The blockade of the Strait of Hormuz has given Norway new arguments with which to persuade Brussels to drop the moratorium on new Arctic drilling, as the EU is becoming increasingly dependent on Norway's gas exports . Production from the Norwegian Continental Shelf meets roughly 30% of the EU and UK's gas demand . Norway argues that there are no climate arguments for treating oil and gas produced north and south of a certain line differently , according to Foreign Minister Espen Barth Eide.
The pitch faces stiff resistance.

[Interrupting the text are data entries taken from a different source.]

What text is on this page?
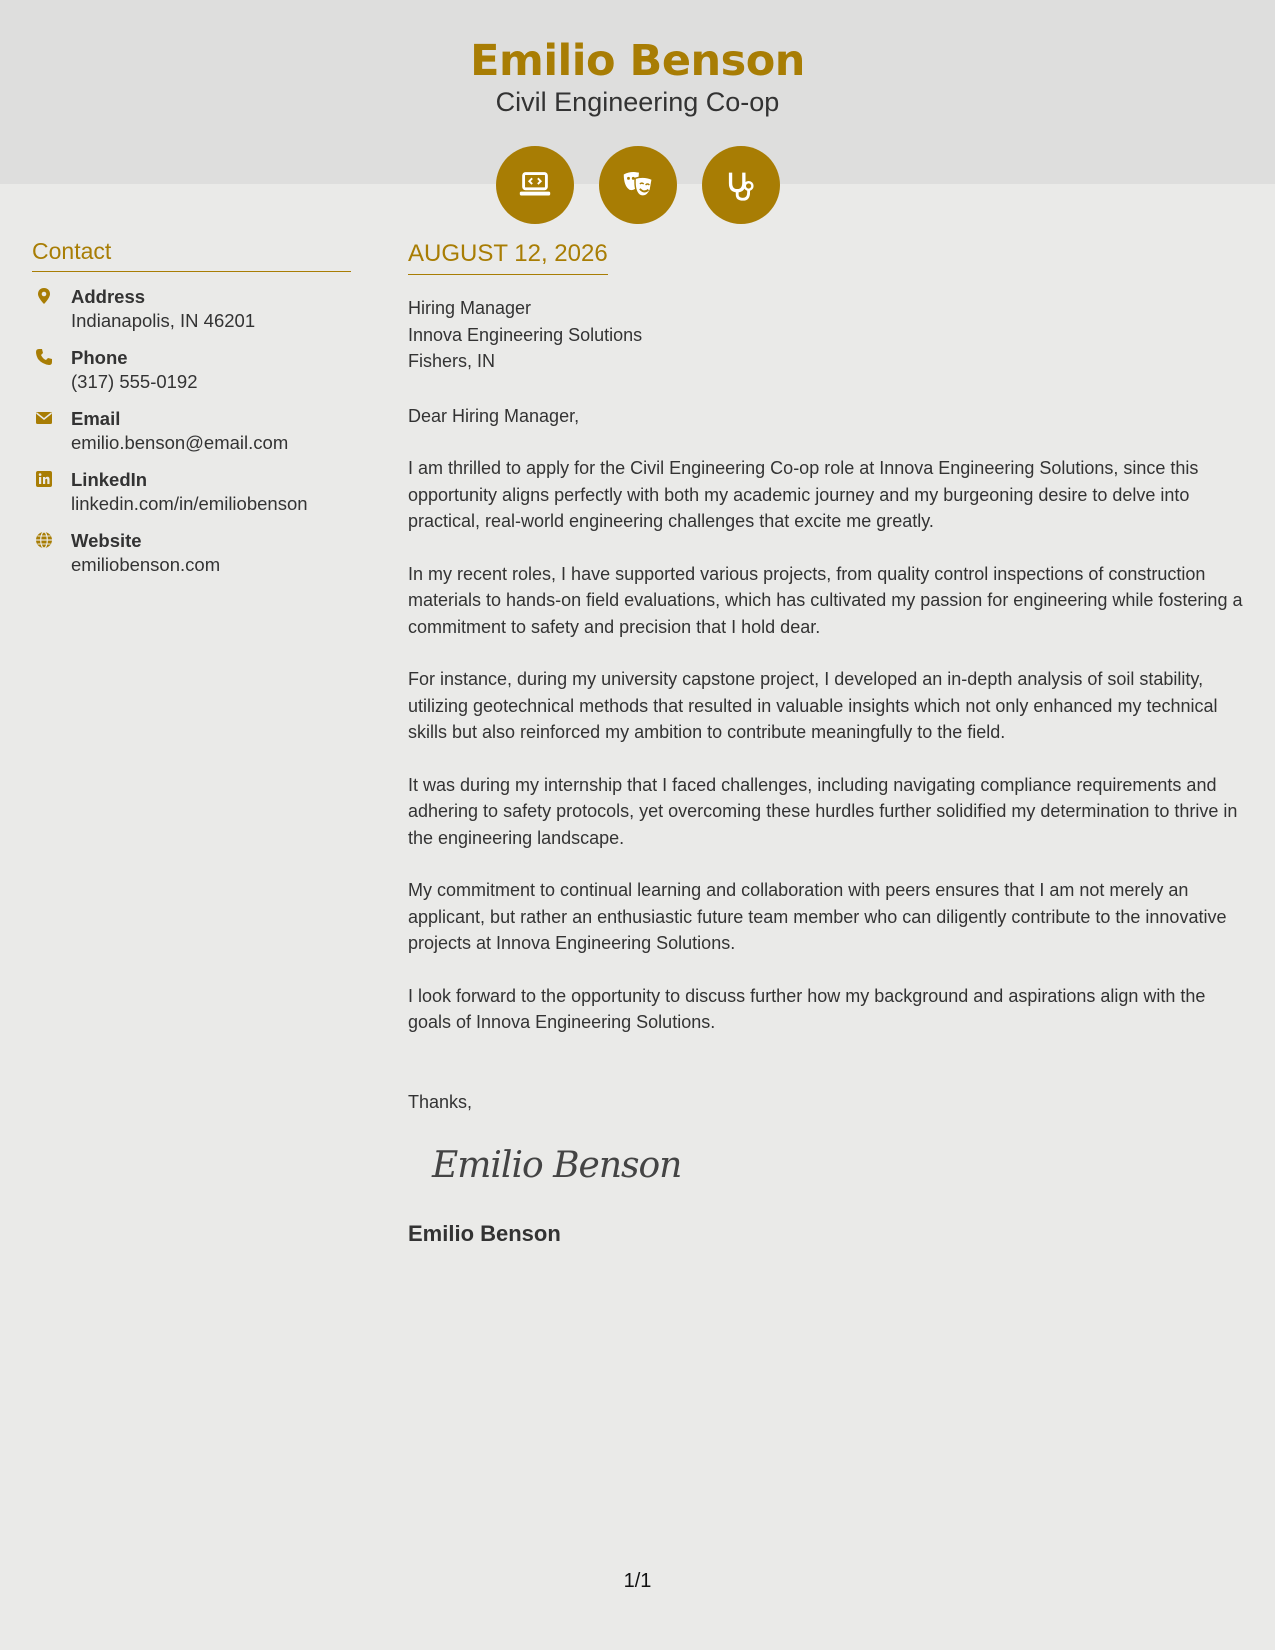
Emilio Benson
Civil Engineering Co-op
Contact
Address
Indianapolis, IN 46201
Phone
(317) 555-0192
Email
emilio.benson@email.com
LinkedIn
linkedin.com/in/emiliobenson
Website
emiliobenson.com
AUGUST 12, 2026
Hiring Manager
Innova Engineering Solutions
Fishers, IN
Dear Hiring Manager,
I am thrilled to apply for the Civil Engineering Co-op role at Innova Engineering Solutions, since this opportunity aligns perfectly with both my academic journey and my burgeoning desire to delve into practical, real-world engineering challenges that excite me greatly.
In my recent roles, I have supported various projects, from quality control inspections of construction materials to hands-on field evaluations, which has cultivated my passion for engineering while fostering a commitment to safety and precision that I hold dear.
For instance, during my university capstone project, I developed an in-depth analysis of soil stability, utilizing geotechnical methods that resulted in valuable insights which not only enhanced my technical skills but also reinforced my ambition to contribute meaningfully to the field.
It was during my internship that I faced challenges, including navigating compliance requirements and adhering to safety protocols, yet overcoming these hurdles further solidified my determination to thrive in the engineering landscape.
My commitment to continual learning and collaboration with peers ensures that I am not merely an applicant, but rather an enthusiastic future team member who can diligently contribute to the innovative projects at Innova Engineering Solutions.
I look forward to the opportunity to discuss further how my background and aspirations align with the goals of Innova Engineering Solutions.
Thanks,
Emilio Benson
Emilio Benson
1/1
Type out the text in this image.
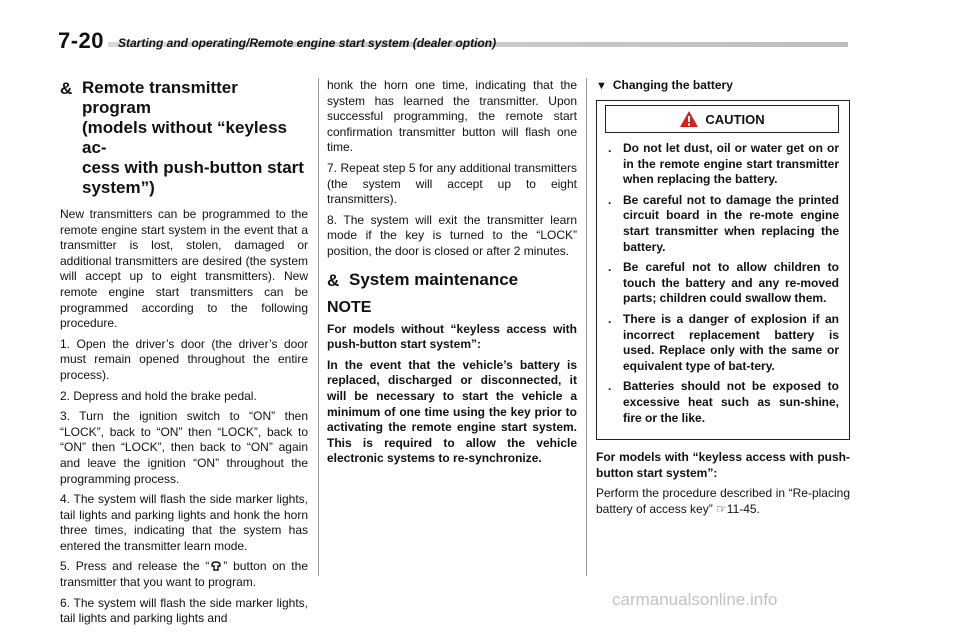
7-20 Starting and operating/Remote engine start system (dealer option)
& Remote transmitter program
(models without “keyless ac-
cess with push-button start
system”)

New transmitters can be programmed to the remote engine start system in the event that a transmitter is lost, stolen, damaged or additional transmitters are desired (the system will accept up to eight transmitters). New remote engine start transmitters can be programmed according to the following procedure.

1. Open the driver’s door (the driver’s door must remain opened throughout the entire process).

2. Depress and hold the brake pedal.

3. Turn the ignition switch to “ON” then “LOCK”, back to “ON” then “LOCK”, back to “ON” then “LOCK”, then back to “ON” again and leave the ignition “ON” throughout the programming process.

4. The system will flash the side marker lights, tail lights and parking lights and honk the horn three times, indicating that the system has entered the transmitter learn mode.

5. Press and release the “ ” button on the transmitter that you want to program.

6. The system will flash the side marker lights, tail lights and parking lights and

honk the horn one time, indicating that the system has learned the transmitter. Upon successful programming, the remote start confirmation transmitter button will flash one time.

7. Repeat step 5 for any additional transmitters (the system will accept up to eight transmitters).

8. The system will exit the transmitter learn mode if the key is turned to the “LOCK” position, the door is closed or after 2 minutes.

& System maintenance
NOTE

For models without “keyless access with push-button start system”:

In the event that the vehicle’s battery is replaced, discharged or disconnected, it will be necessary to start the vehicle a minimum of one time using the key prior to activating the remote engine start system. This is required to allow the vehicle electronic systems to re-synchronize.

▼ Changing the battery
CAUTION
. Do not let dust, oil or water get on or in the remote engine start transmitter when replacing the battery.
. Be careful not to damage the printed circuit board in the re-mote engine start transmitter when replacing the battery.
. Be careful not to allow children to touch the battery and any re-moved parts; children could swallow them.
. There is a danger of explosion if an incorrect replacement battery is used. Replace only with the same or equivalent type of bat-tery.
. Batteries should not be exposed to excessive heat such as sun-shine, fire or the like.

For models with “keyless access with push-button start system”:

Perform the procedure described in “Re-placing battery of access key” ☞11-45.

carmanualsonline.info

A coalition of asset managers, academics, and climate groups sent an open letter to the European Commission urging the EU to "maintain and reinforce" protections, warning that expanded Arctic drilling risks "irreversible environmental damage" and could lock Europe into fossil fuel dependence beyond the EU's 2050 net-zero target . Financial signatories include Nordea Asset Management and Norway's largest pension company, KLP. An estimate by WWF shows it takes about 18 years from finding an oil and gas field to production start in the Barents Sea —a timeline that undermines Norway's energy security argument for addressing near-term supply crunches.